Я обнял ее за плечи, привлек к себе так же, как раньше, и время от времени касался губами ее волос. Поднялся ветер, с шумом закачались стволы деревьев, листья, как раненые бабочки, кружась, заскользили вниз. По опавшей листве, по зелени мха — повсюду бесшумно заплясали пятна осеннего солнца. Ветер вскоре утих, снова чуткая прохладная тишина поглотила нас, тишина и почти осязаемый лесной аромат. Прошло немало времени, прежде чем мы снова поцеловались. Потом я торопливо прижал ее к себе, укрыл, как только мог, чтобы она не зябла. «Что я тут давлю мох — это ерунда. Мне все нипочем, — думал я. — Но она мерзнет. И голодная. Почему она не признается, что голодна? И почему мы не разговариваем? Я бы мигом мог притащить из ресторанчика что-нибудь съестное, обернулся бы за несколько минут. Бегом туда и обратно, и ей совсем недолго пришлось бы ждать. Мог бы прихватить даже бутылку минеральной воды или чего-нибудь другого — все-все, что она любит. Деньги у меня с собой. Ей нельзя оставаться голодной». Мы сидели на поваленном дереве, сквозь подошвы чувствуя идущую от земли, от опавших листьев и гниющего дерева промозглую сырость. Но Кати была спокойна, словно именно этой промозглой сырости и голода ей недоставало для полного покоя; она тесно прижалась ко мне и, пригревшись, сидела с таким видом, словно еще долго намеревалась сидеть вот так, неподвижно, и молчать. Нога у меня затекла, будто тысячи муравьев поползли вверх по напрягшимся обнаженным мышцам, но я не переменил позы, потому что знал: мой бок для Кати сейчас единственное теплое гнездо, куда она может приткнуться. Изредка я целовал ее волосы, и каждый раз меня, словно током, пронзало ощущение счастья, что я могу целовать ее волосы, и неопределенный страх, что счастье это недолговечно.
Внезапно Кати отстранилась от меня. Мягким движением, словно срывая цветок, она подняла какой-то листик и снова уронила его на землю.

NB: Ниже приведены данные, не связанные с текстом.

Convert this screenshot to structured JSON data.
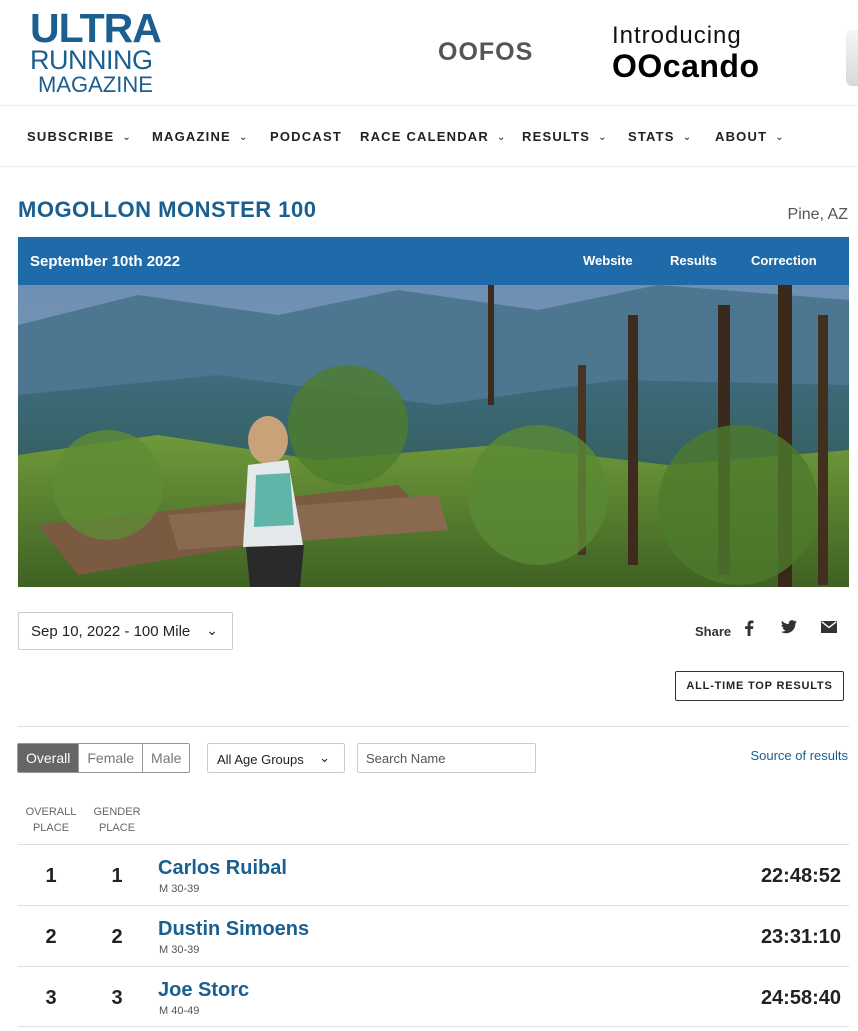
{
  "header": {
    "logo_line1": "ULTRA",
    "logo_line2": "RUNNING",
    "logo_line3": "MAGAZINE",
    "ad_brand": "OOFOS",
    "ad_intro": "Introducing",
    "ad_product": "OOcando"
  },
  "nav": [
    {
      "label": "SUBSCRIBE",
      "has_dropdown": true
    },
    {
      "label": "MAGAZINE",
      "has_dropdown": true
    },
    {
      "label": "PODCAST",
      "has_dropdown": false
    },
    {
      "label": "RACE CALENDAR",
      "has_dropdown": true
    },
    {
      "label": "RESULTS",
      "has_dropdown": true
    },
    {
      "label": "STATS",
      "has_dropdown": true
    },
    {
      "label": "ABOUT",
      "has_dropdown": true
    }
  ],
  "race": {
    "title": "MOGOLLON MONSTER 100",
    "location": "Pine, AZ",
    "date": "September 10th 2022",
    "links": [
      "Website",
      "Results",
      "Correction"
    ]
  },
  "controls": {
    "distance": "Sep 10, 2022 - 100 Mile",
    "share_label": "Share",
    "alltime_label": "ALL-TIME TOP RESULTS",
    "gender_tabs": [
      "Overall",
      "Female",
      "Male"
    ],
    "active_tab": "Overall",
    "age_group": "All Age Groups",
    "search_placeholder": "Search Name",
    "source_label": "Source of results"
  },
  "table": {
    "col_overall": [
      "OVERALL",
      "PLACE"
    ],
    "col_gender": [
      "GENDER",
      "PLACE"
    ],
    "rows": [
      {
        "overall": "1",
        "gender": "1",
        "name": "Carlos Ruibal",
        "category": "M 30-39",
        "time": "22:48:52"
      },
      {
        "overall": "2",
        "gender": "2",
        "name": "Dustin Simoens",
        "category": "M 30-39",
        "time": "23:31:10"
      },
      {
        "overall": "3",
        "gender": "3",
        "name": "Joe Storc",
        "category": "M 40-49",
        "time": "24:58:40"
      }
    ]
  },
  "colors": {
    "brand_blue": "#1a5f8f",
    "date_bar": "#1f6aa8"
  }
}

— Рассказать тебе? — спросила она.
— Как хочешь, — ответил он.
— Ну ладно. Тебе я расскажу. Еще там, на углу Липовой, я знала, что расскажу.
Я вытянул ногу — муравьи поползли вниз. Я старался не смотреть на Кати. Она наверняка поняла бы по моим глазам, как я боюсь того, что она собирается рассказать, и что я хочу лишь одного: сидеть с ней в тишине, наслаждаясь хрупким, готовым в любую минуту упорхнуть счастьем. Я едва удержался, чтобы не попросить: «Помолчи, не надо рассказывать!»
Как-то в начале лета воскресным утром я зашла в кондитерскую. Когда собралась расплачиваться, оказалось, что деньги оставила дома. А мне еще надо было купить цветы. Я шла проведать невестку — она ждала ребенка, и, кроме того, на это воскресенье приходился день ее именин. Это жена моего старшего брата. Сам-то брат — хмурый, неразговорчивый человек, горький пьяница, и обо мне он никогда не заботился, но жену его я люблю, и она меня тоже. Я сказала официантке, что хочу расплатиться; она стояла рядом, наблюдая, как я роюсь в сумочке, и ждала. А в сумке у меня ни леи!
— Одно пирожное и стакан газированной воды, — повторила я машинально, чтобы оттянуть время.
Официантка так же машинально повторила, сколько я должна, и уже не скрывала своего нетерпения. Тогда кто-то швырнул на стол бумажку в пять лей, и я услышала голос: «Сдачи не надо». Официантка в тот же миг удалилась — остальное ее не касалось, — а к моему столику подсел какой-то мужчина и с улыбкой заглянул мне в лицо.
— Ничего страшного, девушка, — успокоил он меня. — С каждым может случиться.
— Куда прислать деньги? — спросила я.
— Часов в шесть вечера я буду здесь, и если вы вдруг окажетесь в этом районе… А если нет — не беда, глядишь, когда-нибудь и встретимся.
Нет на свете человека, который мог бы сказать, что я осталась перед ним в долгу. Я работаю на швейной фабрике, неплохо зарабатываю, потому что руки у меня ловкие. Конечно же, к шести часам я явилась в кондитерскую с деньгами. Правда, пять лей за пирожное и стакан газировки, по-моему, было дороговато. Легко быть щедрым за чужой счет, подумала я, но ошиблась. Он с этого и начал:
— Вы, собственно, должны мне одну лею пятьдесят баней, остальное — мое дело.